Having worked only with the cloud I really wonder if these companies don't use other software with subscriptions. Even though AWS is "expensive" its a just another line item compared to most companies overall SaaS spend. Most businesses don't need that much compute or data transfer in the grand scheme of things.
Stopped reading at "Our main storage arrays have no redundancy". This isn't a data center, it's a volatile AI memory bank.

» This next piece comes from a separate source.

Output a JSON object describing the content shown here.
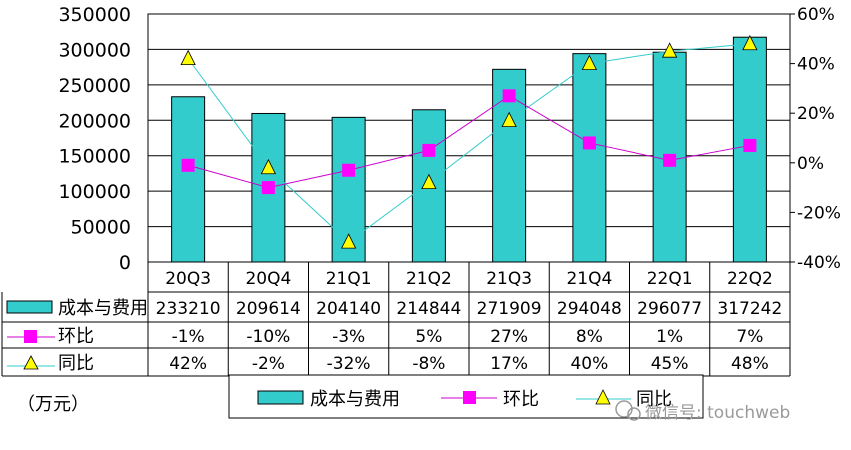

Or better; write your software such that you can scale to tens of thousands of concurrent users on a single machine. This can really put the savings into perspective.
capex vs opex the Opera.
[dead]
[dead]
[dead]
[dead]
> In a future blog post I hope I can tell you about how we produce our own power and you should too.
Rackmounted fusion reactors, I hope. Would solve my homelab wattage issues too.